Long hard winter ending, spring of potholes just beginning

By James Ferguson
April 9, 2014

Chris Watts was driving down University Avenue in Charlottetown recently when it happened.
“I hit a pothole without noticing and the bump was so violent, I almost lost my breath,” he said.
“The bump tore the side right out of my front tire. There was just this giant gouge in the sidewall of the tire. I don’t see this being repaired anytime soon, maybe ever.”
Watts is not alone. Potholes affect many Islanders.
Paul Johnston, public works manager for Charlottetown, said the freeze-thaw cycle caused by this year’s fluctuating temperatures has been tough on the roads.
“It doesn’t take much water in a small, filled crack to freeze at night. Once it does freeze, it expands, pushing everything away. It breaks up the sidewalks or street surface,“ he said.

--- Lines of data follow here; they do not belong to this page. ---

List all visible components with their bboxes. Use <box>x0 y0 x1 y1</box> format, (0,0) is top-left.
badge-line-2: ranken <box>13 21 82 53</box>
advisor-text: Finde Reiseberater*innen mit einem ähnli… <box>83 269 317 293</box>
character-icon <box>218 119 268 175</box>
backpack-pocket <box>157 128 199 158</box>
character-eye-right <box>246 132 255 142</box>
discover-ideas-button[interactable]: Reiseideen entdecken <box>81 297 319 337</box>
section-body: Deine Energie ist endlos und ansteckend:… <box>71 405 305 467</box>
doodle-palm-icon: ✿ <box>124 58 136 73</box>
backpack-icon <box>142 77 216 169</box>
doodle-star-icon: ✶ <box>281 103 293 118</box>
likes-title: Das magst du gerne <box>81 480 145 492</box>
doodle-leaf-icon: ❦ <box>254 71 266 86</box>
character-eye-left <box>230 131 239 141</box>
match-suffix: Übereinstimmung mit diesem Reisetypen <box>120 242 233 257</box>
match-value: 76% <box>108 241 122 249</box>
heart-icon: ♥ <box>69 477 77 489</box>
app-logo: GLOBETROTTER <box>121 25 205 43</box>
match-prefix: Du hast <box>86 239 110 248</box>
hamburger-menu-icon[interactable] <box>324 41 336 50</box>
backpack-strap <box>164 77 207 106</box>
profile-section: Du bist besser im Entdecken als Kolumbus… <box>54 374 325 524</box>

“There’s nothing the city can do to avoid the extra damage to the roads caused by the sudden temperature change. All we can do for now is ask the Island drivers to be careful.”

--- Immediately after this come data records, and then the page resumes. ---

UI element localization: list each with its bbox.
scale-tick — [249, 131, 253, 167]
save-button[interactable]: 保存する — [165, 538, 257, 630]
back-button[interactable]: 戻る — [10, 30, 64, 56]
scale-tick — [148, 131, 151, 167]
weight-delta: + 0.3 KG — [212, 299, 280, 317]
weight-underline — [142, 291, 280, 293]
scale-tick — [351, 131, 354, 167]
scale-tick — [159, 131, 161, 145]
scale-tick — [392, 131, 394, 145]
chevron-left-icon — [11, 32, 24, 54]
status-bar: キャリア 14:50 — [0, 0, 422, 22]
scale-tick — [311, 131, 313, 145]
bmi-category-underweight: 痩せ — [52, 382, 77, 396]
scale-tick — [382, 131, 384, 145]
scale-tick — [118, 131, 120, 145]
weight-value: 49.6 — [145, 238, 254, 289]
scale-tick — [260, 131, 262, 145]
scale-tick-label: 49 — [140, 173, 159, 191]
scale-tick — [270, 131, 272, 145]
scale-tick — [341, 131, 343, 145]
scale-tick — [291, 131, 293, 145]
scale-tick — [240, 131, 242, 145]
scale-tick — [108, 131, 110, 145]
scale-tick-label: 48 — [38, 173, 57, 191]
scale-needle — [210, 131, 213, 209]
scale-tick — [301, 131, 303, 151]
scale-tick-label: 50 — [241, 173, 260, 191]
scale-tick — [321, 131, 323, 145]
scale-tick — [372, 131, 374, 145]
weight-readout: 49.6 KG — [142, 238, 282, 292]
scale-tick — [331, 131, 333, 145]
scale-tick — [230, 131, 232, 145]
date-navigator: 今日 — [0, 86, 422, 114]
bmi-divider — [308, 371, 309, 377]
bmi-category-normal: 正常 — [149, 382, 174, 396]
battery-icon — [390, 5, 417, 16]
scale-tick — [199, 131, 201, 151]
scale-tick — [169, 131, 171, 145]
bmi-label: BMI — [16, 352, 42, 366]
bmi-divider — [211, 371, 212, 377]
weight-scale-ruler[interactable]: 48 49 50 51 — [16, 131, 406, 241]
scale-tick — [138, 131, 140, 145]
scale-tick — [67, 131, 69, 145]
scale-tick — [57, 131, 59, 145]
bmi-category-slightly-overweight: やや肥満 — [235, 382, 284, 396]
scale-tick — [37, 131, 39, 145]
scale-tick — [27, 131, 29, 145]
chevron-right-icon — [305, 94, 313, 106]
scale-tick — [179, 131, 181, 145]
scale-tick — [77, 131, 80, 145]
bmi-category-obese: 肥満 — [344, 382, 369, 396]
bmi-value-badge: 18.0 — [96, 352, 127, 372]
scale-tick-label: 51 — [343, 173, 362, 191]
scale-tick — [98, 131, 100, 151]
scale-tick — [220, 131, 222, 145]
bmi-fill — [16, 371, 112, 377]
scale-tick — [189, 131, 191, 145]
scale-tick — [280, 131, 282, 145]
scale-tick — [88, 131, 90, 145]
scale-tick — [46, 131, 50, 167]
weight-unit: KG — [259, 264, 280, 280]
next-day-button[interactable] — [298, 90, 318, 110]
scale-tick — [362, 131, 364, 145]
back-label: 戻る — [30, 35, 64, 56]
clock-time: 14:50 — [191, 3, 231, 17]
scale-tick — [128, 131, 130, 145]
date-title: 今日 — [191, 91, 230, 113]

Maintaining the city’s roads is costly.
It is estimated Charlottetown will spend $613,200 this year on street repair, with another estimated $18,000 on street resurfacing.
Charlottetown has approximately 235 km of paved streets. The city has a system that monitors the roads. Each street segment is re-evaluated on a three-year cycle under normal circumstances.
This system is used to develop annual resurfacing plans based on a worst-first approach. The city hires private sector firms for resurfacing work.
Patching is undertaken each year by a combination of union and contract forces, with hot-mix asphalt plants generally operating from late May until late October.
The patching concentrates on main routes early in the season and continues on a priority basis.